JOB DESCRIPTION

As part of the Thermo Fisher Scientific team, you’ll discover meaningful work that makes a positive impact on a global scale. Join our colleagues in bringing our Mission to life every single day to enable our customers to make the world healthier, cleaner and safer. We provide our global teams with the resources needed to achieve individual career goals while helping to take science a step beyond by developing solutions for some of the world’s toughest challenges, like protecting the environment, making sure our food is safe or helping find cures for cancer.

EDUCATION

Bachelor’s or Master’s degree in Computer Science, Information Security, or a related field.
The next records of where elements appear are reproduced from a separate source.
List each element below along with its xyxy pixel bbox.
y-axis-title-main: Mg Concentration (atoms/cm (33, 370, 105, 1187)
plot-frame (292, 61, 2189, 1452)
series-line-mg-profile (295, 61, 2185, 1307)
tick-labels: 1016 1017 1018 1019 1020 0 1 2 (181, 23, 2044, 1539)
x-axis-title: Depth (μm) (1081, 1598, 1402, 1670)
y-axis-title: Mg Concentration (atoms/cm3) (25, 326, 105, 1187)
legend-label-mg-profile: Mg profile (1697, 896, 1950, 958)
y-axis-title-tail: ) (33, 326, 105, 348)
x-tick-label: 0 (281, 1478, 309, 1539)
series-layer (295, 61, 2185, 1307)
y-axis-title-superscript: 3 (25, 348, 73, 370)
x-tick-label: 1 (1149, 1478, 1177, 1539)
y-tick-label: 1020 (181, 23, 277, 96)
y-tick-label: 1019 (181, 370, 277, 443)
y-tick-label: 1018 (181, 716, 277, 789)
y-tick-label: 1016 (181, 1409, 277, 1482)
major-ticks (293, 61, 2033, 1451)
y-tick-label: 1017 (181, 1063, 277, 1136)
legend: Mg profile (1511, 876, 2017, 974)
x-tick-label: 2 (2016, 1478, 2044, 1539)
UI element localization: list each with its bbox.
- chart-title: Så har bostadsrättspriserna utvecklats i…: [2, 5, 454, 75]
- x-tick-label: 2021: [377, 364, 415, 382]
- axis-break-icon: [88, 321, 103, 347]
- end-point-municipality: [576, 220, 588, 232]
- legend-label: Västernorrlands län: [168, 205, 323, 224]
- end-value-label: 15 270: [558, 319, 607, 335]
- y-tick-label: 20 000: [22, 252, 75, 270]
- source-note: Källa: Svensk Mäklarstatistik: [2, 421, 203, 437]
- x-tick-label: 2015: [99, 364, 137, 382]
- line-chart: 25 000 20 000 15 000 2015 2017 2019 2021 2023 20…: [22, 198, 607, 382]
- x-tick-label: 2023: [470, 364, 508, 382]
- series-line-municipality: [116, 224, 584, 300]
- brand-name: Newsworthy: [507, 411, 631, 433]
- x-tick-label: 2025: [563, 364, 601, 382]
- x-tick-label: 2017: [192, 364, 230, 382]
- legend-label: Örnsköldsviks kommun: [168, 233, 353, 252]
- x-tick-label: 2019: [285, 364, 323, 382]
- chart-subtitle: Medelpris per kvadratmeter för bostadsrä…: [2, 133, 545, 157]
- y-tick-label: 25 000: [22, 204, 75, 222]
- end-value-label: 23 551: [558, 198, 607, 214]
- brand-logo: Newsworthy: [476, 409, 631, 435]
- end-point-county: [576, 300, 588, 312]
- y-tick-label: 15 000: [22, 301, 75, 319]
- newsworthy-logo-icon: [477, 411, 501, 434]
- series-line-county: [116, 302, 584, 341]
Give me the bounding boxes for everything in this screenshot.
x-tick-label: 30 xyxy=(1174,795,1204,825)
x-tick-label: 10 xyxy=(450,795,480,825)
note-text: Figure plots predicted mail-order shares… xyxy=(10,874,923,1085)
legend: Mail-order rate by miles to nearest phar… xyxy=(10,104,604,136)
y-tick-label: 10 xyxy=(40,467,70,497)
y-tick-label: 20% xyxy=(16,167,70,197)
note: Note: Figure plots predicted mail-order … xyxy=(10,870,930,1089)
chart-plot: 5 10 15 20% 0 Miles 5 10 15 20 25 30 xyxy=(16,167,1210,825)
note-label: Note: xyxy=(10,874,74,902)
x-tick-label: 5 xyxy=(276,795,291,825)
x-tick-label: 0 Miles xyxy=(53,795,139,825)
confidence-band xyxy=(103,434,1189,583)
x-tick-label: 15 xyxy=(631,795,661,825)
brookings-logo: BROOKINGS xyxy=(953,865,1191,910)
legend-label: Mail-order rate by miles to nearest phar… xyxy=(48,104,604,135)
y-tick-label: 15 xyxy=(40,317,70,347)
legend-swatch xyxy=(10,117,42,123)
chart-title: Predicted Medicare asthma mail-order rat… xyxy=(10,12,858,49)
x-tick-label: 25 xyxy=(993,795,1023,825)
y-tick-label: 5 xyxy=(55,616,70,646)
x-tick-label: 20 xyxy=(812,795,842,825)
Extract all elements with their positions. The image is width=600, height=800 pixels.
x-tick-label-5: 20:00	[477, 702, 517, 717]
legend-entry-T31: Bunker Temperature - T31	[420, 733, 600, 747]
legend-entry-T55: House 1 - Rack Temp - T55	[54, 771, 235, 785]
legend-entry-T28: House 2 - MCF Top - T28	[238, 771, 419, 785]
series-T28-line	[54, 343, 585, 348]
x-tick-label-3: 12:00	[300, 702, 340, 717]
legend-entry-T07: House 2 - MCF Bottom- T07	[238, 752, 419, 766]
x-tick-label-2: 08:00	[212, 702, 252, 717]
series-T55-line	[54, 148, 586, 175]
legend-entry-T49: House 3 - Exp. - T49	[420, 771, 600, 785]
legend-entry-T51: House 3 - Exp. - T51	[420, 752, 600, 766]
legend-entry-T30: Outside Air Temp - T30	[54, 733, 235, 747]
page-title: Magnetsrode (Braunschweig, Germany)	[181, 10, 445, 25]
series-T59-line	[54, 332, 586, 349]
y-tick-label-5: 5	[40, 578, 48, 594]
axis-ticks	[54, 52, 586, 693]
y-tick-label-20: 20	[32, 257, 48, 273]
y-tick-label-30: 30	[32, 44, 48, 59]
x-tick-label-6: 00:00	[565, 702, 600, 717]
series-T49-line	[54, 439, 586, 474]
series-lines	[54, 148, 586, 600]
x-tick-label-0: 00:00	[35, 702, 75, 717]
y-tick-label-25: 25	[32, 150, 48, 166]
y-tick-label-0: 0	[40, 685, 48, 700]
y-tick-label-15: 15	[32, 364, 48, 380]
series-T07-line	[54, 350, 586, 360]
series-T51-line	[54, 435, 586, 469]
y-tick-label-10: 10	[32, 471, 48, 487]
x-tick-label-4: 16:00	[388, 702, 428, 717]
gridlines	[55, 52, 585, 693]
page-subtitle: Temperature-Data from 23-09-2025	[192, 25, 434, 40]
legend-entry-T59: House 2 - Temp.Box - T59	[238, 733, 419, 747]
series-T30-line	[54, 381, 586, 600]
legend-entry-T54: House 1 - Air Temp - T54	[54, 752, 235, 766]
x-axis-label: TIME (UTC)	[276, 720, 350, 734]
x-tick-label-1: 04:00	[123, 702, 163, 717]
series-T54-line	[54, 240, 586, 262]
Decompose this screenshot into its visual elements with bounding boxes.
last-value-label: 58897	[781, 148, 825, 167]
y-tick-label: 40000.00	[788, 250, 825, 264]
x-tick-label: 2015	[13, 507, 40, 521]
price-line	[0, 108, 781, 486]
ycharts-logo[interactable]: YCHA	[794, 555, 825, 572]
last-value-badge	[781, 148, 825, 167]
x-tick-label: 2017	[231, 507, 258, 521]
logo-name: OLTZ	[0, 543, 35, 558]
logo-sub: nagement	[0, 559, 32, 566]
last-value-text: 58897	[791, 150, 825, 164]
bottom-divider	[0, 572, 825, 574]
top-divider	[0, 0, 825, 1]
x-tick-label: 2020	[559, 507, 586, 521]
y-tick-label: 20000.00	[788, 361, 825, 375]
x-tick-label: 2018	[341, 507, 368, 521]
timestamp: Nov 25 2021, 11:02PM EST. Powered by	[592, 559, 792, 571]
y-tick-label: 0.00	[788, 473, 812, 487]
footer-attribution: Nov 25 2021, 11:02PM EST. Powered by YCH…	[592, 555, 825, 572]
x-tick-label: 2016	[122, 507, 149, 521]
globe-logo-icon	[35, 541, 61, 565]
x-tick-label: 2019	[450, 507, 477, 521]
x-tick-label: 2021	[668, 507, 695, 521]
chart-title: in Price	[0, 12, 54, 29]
Professional security certifications (e.g., CISSP, CISM, CSSLP) are highly desirable.

EXPERIENCE

• Demonstrated ability in a software security role with hands-on experience in security architecture design and implementation
• Deep knowledge of security principles, technologies, and frameworks (e.g., OWASP, SANS)
• Hands-on experience with programming languages used in the organization, e.g. .NET, Go, JavaScript
• Expert knowledge about architectural principles, practices, and approaches, such as microservices
• Strong cloud knowledge, especially AWS, and secondarily Azure
• Deep understanding of operating systems and deployment technologies, including Kubernetes, Linux, NGINX, Docker, etc.
• Experience with data infrastructure technologies like databases, message brokers, and distributed caches, e.g. PostgreSQL, RabbitMQ, Redis
• Familiarity with communication methodologies, including REST, gRPC, Web Sockets, SSE, and Webhooks
• Strong analytical and problem-solving skills, with the ability to perform comprehensive security assessments and make well-informed decisions
• Experience in working in agile environment

KNOWLEDGE, SKILLS, ABILITIES

• Excellent verbal and written communication skills effectively articulate security needs and strategies to both technical and non-technical collaborators and partners
• Ability to lead and inspire a team. Strong project management and organizational skills
• Ability to work with customers and their IT representatives

Security Framework Development: Develop, maintain, and improve a comprehensive security methodology for all software engineering projects, ensuring alignment with industry standards.
Threat Modeling & Risk Assessment: Perform threat modeling and risk assessments for software architectures, identifying potential vulnerabilities and devising strategies to mitigate risks.
Security Guidelines & Standards: Establish and enforce security guidelines, standards, and policies to be followed throughout the software development process.
Collaboration & Guidance: Work closely with development teams to integrate security considerations into the software design and development processes. Provide expert mentorship on secure coding practices and vulnerability remediation.
Security Tools & Technologies: Evaluate, recommend, and implement security tools and technologies to improve the security posture of software solutions.
Incident Response: Participate in the development and execution of incident response plans, including conducting post-mortem analysis and implementing corrective actions to prevent future occurrences.
Compliance & Certification: Ensure that software solutions align with relevant regulatory and compliance requirements. Assist in the preparation for and management of audits and certifications.
Awareness & Training: Promote security awareness among development teams and collaborators. Conduct regular training sessions on standard methodologies and emerging threats.
Continuous Improvement: Continuously monitor the security landscape for emerging threats and vulnerabilities. Recommend and implement improvements to security policies, procedures, and controls.